Nick berada di dapur saat seorang wanita muncul dari arah pintu dapur di belakang punggungnya. “Anda membutuhkan sesuatu?” tanya wanita itu sebelum melangkah dengan cepat ke arah meja dapur. Nick menoleh sebentar mencari asal suara sebelum tersenyum.
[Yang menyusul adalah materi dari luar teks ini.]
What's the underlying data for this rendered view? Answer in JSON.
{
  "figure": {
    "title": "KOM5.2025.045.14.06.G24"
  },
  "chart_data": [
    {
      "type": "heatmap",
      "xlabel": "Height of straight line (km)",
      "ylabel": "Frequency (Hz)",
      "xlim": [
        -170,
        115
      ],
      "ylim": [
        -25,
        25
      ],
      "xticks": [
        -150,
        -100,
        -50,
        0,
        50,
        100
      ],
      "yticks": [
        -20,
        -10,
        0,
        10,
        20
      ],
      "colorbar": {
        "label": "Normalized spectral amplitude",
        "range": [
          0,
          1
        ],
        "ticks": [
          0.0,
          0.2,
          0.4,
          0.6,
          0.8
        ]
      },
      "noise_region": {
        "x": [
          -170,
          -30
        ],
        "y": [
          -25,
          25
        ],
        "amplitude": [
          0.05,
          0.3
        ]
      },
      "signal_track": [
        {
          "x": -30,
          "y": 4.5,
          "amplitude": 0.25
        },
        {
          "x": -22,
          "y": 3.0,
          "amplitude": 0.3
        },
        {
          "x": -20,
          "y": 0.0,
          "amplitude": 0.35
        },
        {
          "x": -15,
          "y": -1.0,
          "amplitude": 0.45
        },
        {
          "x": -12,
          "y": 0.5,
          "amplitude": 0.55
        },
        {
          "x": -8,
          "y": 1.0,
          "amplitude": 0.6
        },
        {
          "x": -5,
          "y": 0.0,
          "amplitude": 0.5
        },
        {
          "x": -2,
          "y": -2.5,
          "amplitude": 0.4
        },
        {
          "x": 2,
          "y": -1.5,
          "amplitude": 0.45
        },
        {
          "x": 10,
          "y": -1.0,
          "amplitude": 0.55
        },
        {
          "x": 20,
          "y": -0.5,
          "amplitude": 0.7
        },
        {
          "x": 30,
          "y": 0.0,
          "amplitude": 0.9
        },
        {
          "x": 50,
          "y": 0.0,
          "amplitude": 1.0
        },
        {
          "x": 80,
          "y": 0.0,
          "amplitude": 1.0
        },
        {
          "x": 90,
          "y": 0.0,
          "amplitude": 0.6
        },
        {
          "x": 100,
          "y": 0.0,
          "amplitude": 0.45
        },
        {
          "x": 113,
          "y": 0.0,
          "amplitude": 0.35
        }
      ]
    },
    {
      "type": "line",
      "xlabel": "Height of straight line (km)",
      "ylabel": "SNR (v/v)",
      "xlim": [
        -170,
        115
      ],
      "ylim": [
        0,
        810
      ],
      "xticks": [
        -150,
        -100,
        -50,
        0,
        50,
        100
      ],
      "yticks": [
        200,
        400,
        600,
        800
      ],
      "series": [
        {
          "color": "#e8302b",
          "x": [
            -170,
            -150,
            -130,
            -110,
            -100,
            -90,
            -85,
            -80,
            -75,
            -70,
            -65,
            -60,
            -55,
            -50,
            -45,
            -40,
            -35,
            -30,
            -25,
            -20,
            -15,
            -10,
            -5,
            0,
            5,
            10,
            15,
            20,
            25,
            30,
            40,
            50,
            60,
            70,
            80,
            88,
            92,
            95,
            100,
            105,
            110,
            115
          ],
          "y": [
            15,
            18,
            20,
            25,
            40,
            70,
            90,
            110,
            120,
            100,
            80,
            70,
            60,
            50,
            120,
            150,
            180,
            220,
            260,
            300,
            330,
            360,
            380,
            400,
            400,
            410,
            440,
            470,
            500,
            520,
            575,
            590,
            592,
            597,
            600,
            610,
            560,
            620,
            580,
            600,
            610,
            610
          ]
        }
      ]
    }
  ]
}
“Aku hanya butuh secangkir kopi, Ella. Tidak masalah.” Nick terbiasa melayani dirinya sendiri sejak dulu. Nick berbalik sambil memegang secangkir kopi di tangannya. Wanita bernama Ella yang merupakan pelayan di kediaman Nick terlihat memandangi majikannya dengan penuh tanya. Ella bekerja lebih lama dari pada Otis Lee, suami Ella. Pasangan suami istri Lee yang telah menemani dan tetap ada di saat Nick terpuruk dan mengurung dirinya di kamar sepanjang waktu usai kematian Meghan Adam.
“Sir, apakah Anda---”
“Aku membutuhkan bantuan kalian,” potong Nick yang membuat Ella mengurungkan kalimatnya. Jeda beberapa detik sebelum Nick berbicara lagi. “Aku telah mengubah wajahnya dengan wajah istriku, Ella,” ucap Nick pelan di keheningan dapur dalam rumahnya, seakan mampu membaca pikiran Ella. Nick menoleh sekilas ke arah Ella yang memandanginya dengan tatapan terkejut, sebelum kembali menatap keluar.
Ella menelan ludah, menatap Nick yang berdiri di depan jendela, pandangan yang tertuju keluar. Langit malam yang gelap bersama bintang-bintang yang berkilau dan bulan yang menggantung rendah.
“Meg,” desis Nick yang sampai ke telinga Ella. Wanita itu merasa bergidik mendengar nama istri majikannya. “Dia telah kembali,” sambung Nick.
Suara yang terdengar penuh harapan. Ada binar kebahagiaan di mata Nick, setelah setahun kepergian mendiang istrinya yang ditemukan bunuh diri di dalam bathtub dengan nadi tersayat. Tubuh Meg terendam dalam kubangan darah segar yang bercampur dengan air hangat di kamar mandi mereka dan kini Nick berada di rumah yang sama dengan tempatnya menghabiskan waktu bersama Meghan Adam.